Egg collection and ovarian stimulation are associated with more health risks than the removal of other human tissues for research. Egg donors are exposed to an increased risk of morbidity or mortality associated with the stimulating hormone treatment needed for egg retrieval. If they were not sufficiently told of the various health risks, it is questionable whether informed consent is actually provided by the women.
Despite the frequent use of ovarian stimulation and egg retrieval in IVF cycle, there has been a shortage of studies done on the short- and long-term adverse consequences of ovarian stimulation and egg donation. So there are uncertainties surrounding the effects of the drugs and procedures.
The issue of pecuniary gain for egg donors in research raises the concerns of commodification of human tissues and commercialisation of research. Donations of body parts and tissues to research are expected to be altruistic. Commodification refers to an attachment of economic value to a thing which locates outside the economic sphere.
The value of some matters, such as the human body, cannot and should not be expressed in terms of money. Human eggs should not be sold by donors. Some women may be primarily enticed by money to donate their eggs without receiving adequate information ie, the health risks associated with egg extraction. This is especially true for poorer women who may ultimately sell their eggs out of desperation.

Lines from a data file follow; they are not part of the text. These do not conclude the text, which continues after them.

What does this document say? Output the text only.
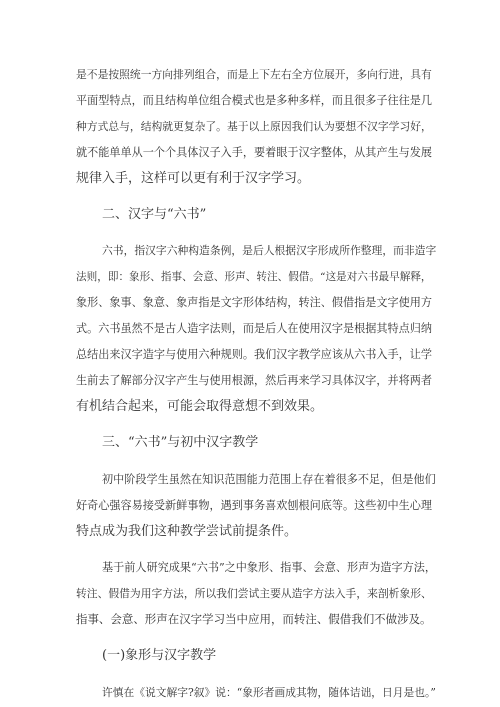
是不是按照统一方向排列组合，而是上下左右全方位展开，多向行进，具有
平面型特点，而且结构单位组合模式也是多种多样，而且很多子往往是几
种方式总与，结构就更复杂了。基于以上原因我们认为要想不汉字学习好，
就不能单单从一个个具体汉子入手，要着眼于汉字整体，从其产生与发展
规律入手，这样可以更有利于汉字学习。
二、汉字与“六书”
六书，指汉字六种构造条例，是后人根据汉字形成所作整理，而非造字
法则，即：象形、指事、会意、形声、转注、假借。“这是对六书最早解释，
象形、象事、象意、象声指是文字形体结构，转注、假借指是文字使用方
式。六书虽然不是古人造字法则，而是后人在使用汉字是根据其特点归纳
总结出来汉字造字与使用六种规则。我们汉字教学应该从六书入手，让学
生前去了解部分汉字产生与使用根源，然后再来学习具体汉字，并将两者
有机结合起来，可能会取得意想不到效果。
三、“六书”与初中汉字教学
初中阶段学生虽然在知识范围能力范围上存在着很多不足，但是他们
好奇心强容易接受新鲜事物，遇到事务喜欢刨根问底等。这些初中生心理
特点成为我们这种教学尝试前提条件。
基于前人研究成果“六书”之中象形、指事、会意、形声为造字方法，
转注、假借为用字方法，所以我们尝试主要从造字方法入手，来剖析象形、
指事、会意、形声在汉字学习当中应用，而转注、假借我们不做涉及。
(一)象形与汉字教学
许慎在《说文解字?叙》说：“象形者画成其物，随体诘诎，日月是也。”
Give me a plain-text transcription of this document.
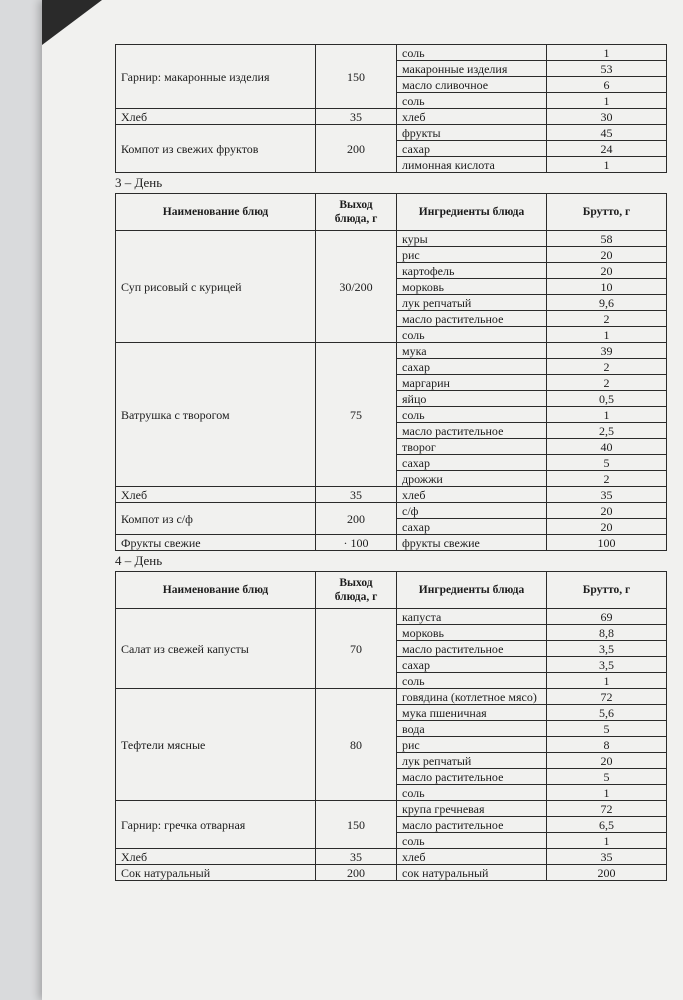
Гарнир: макаронные изделия	150	соль	1
		макаронные изделия	53
		масло сливочное	6
		соль	1
Хлеб	35	хлеб	30
Компот из свежих фруктов	200	фрукты	45
		сахар	24
		лимонная кислота	1
3 – День
Наименование блюд	Выход блюда, г	Ингредиенты блюда	Брутто, г
Суп рисовый с курицей	30/200	куры	58
		рис	20
		картофель	20
		морковь	10
		лук репчатый	9,6
		масло растительное	2
		соль	1
Ватрушка с творогом	75	мука	39
		сахар	2
		маргарин	2
		яйцо	0,5
		соль	1
		масло растительное	2,5
		творог	40
		сахар	5
		дрожжи	2
Хлеб	35	хлеб	35
Компот из с/ф	200	с/ф	20
		сахар	20
Фрукты свежие	· 100	фрукты свежие	100
4 – День
Наименование блюд	Выход блюда, г	Ингредиенты блюда	Брутто, г
Салат из свежей капусты	70	капуста	69
		морковь	8,8
		масло растительное	3,5
		сахар	3,5
		соль	1
Тефтели мясные	80	говядина (котлетное мясо)	72
		мука пшеничная	5,6
		вода	5
		рис	8
		лук репчатый	20
		масло растительное	5
		соль	1
Гарнир: гречка отварная	150	крупа гречневая	72
		масло растительное	6,5
		соль	1
Хлеб	35	хлеб	35
Сок натуральный	200	сок натуральный	200
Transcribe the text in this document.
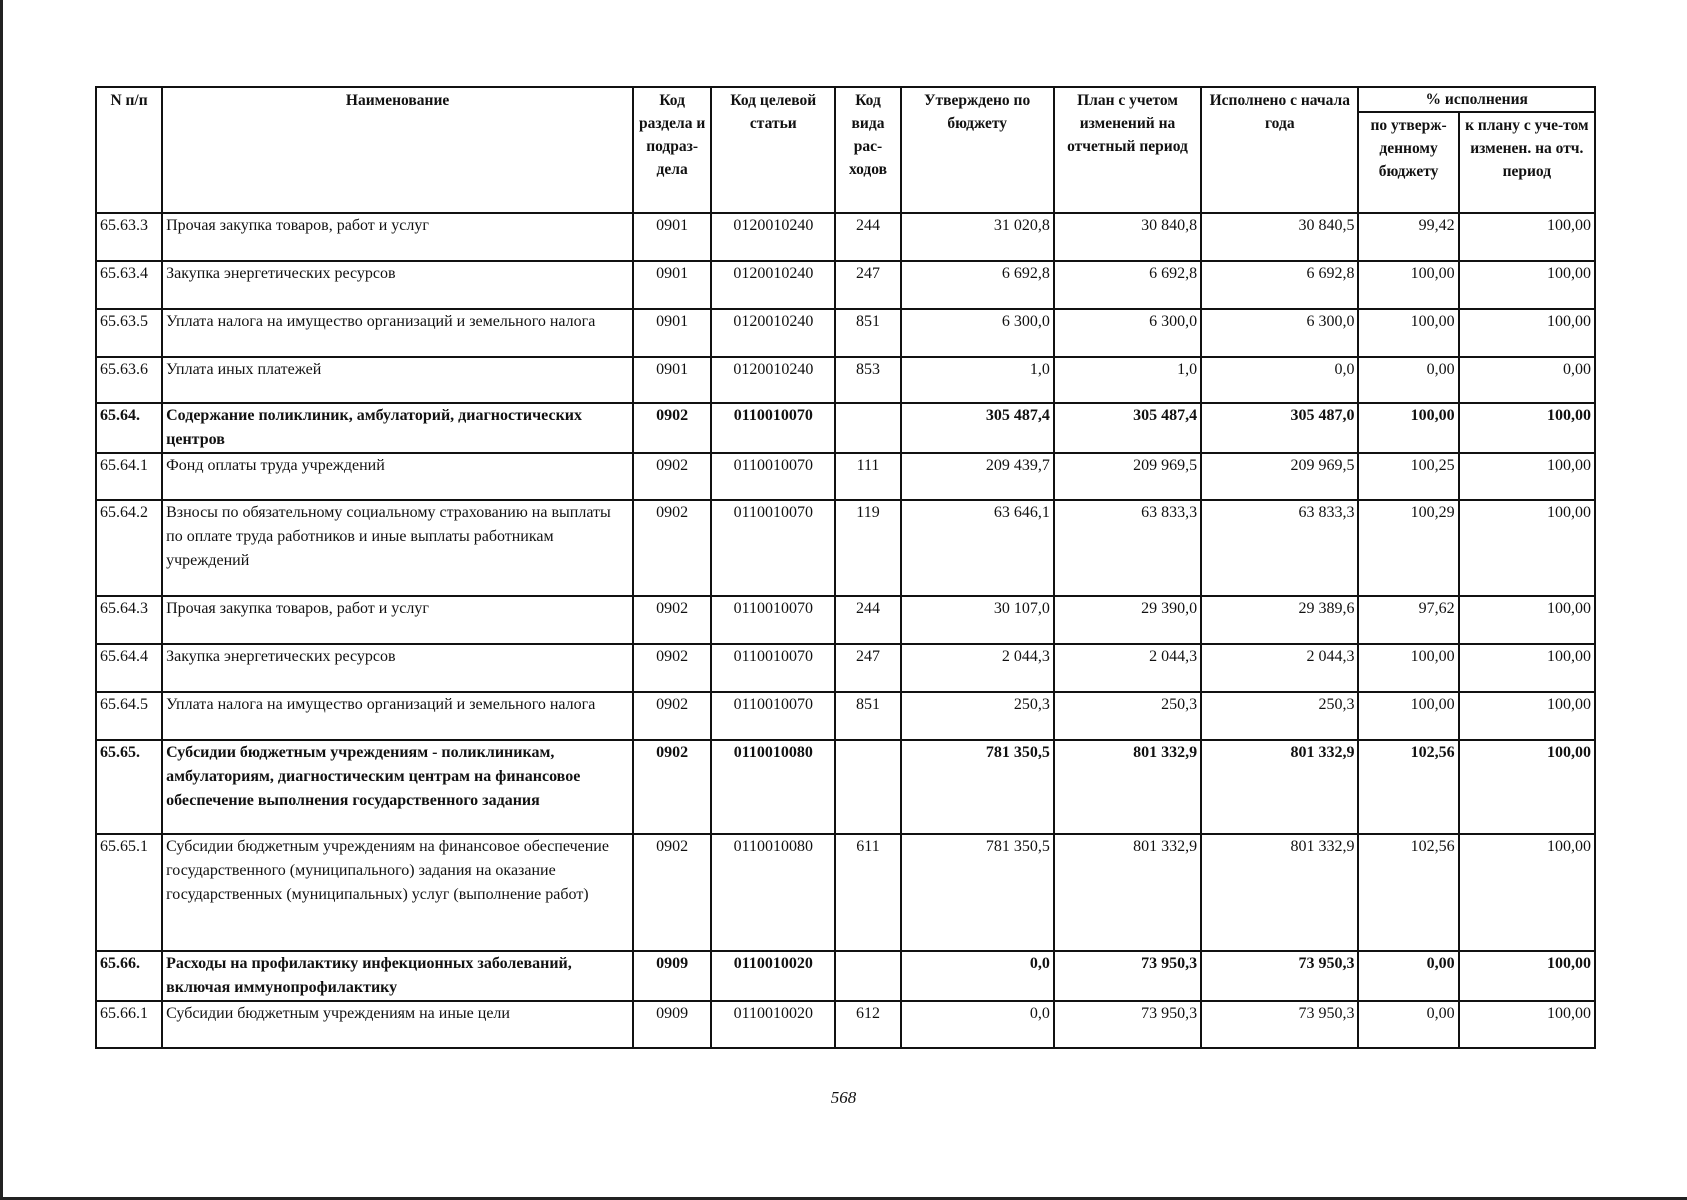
N п/п	Наименование	Код раздела и подраз-дела	Код целевой статьи	Код вида рас-ходов	Утверждено по бюджету	План с учетом изменений на отчетный период	Исполнено с начала года	% исполнения	
								по утверж-денному бюджету	к плану с уче-том изменен. на отч. период
65.63.3	Прочая закупка товаров, работ и услуг	0901	0120010240	244	31 020,8	30 840,8	30 840,5	99,42	100,00
65.63.4	Закупка энергетических ресурсов	0901	0120010240	247	6 692,8	6 692,8	6 692,8	100,00	100,00
65.63.5	Уплата налога на имущество организаций и земельного налога	0901	0120010240	851	6 300,0	6 300,0	6 300,0	100,00	100,00
65.63.6	Уплата иных платежей	0901	0120010240	853	1,0	1,0	0,0	0,00	0,00
65.64.	Содержание поликлиник, амбулаторий, диагностических центров	0902	0110010070		305 487,4	305 487,4	305 487,0	100,00	100,00
65.64.1	Фонд оплаты труда учреждений	0902	0110010070	111	209 439,7	209 969,5	209 969,5	100,25	100,00
65.64.2	Взносы по обязательному социальному страхованию на выплаты по оплате труда работников и иные выплаты работникам учреждений	0902	0110010070	119	63 646,1	63 833,3	63 833,3	100,29	100,00
65.64.3	Прочая закупка товаров, работ и услуг	0902	0110010070	244	30 107,0	29 390,0	29 389,6	97,62	100,00
65.64.4	Закупка энергетических ресурсов	0902	0110010070	247	2 044,3	2 044,3	2 044,3	100,00	100,00
65.64.5	Уплата налога на имущество организаций и земельного налога	0902	0110010070	851	250,3	250,3	250,3	100,00	100,00
65.65.	Субсидии бюджетным учреждениям - поликлиникам, амбулаториям, диагностическим центрам на финансовое обеспечение выполнения государственного задания	0902	0110010080		781 350,5	801 332,9	801 332,9	102,56	100,00
65.65.1	Субсидии бюджетным учреждениям на финансовое обеспечение государственного (муниципального) задания на оказание государственных (муниципальных) услуг (выполнение работ)	0902	0110010080	611	781 350,5	801 332,9	801 332,9	102,56	100,00
65.66.	Расходы на профилактику инфекционных заболеваний, включая иммунопрофилактику	0909	0110010020		0,0	73 950,3	73 950,3	0,00	100,00
65.66.1	Субсидии бюджетным учреждениям на иные цели	0909	0110010020	612	0,0	73 950,3	73 950,3	0,00	100,00
568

At the very least, egg donors should be reimbursed for their services. Egg donors receive no direct therapeutic benefit from the study. But in contrast to sperm or blood donation, the process of egg donation is far more complex and risky. It is essential to differentiate between payment for the commodity of the gamete and payment for the service provided, that is, reimbursement. Egg donors should not be out-of-pocket after donation, so their participation is expense neutral. However, payment beyond reasonable costs should not be permitted to prevent the risk of exploitation of women and the commodification of human eggs.
Eggs donated from younger donors are preferred as they are considered as being of better quality compared with eggs from older women. With these ethical issues surrounding egg donation in genome editing research, it is critical there is sufficient regulatory framework in place to safeguard the rights of egg donors.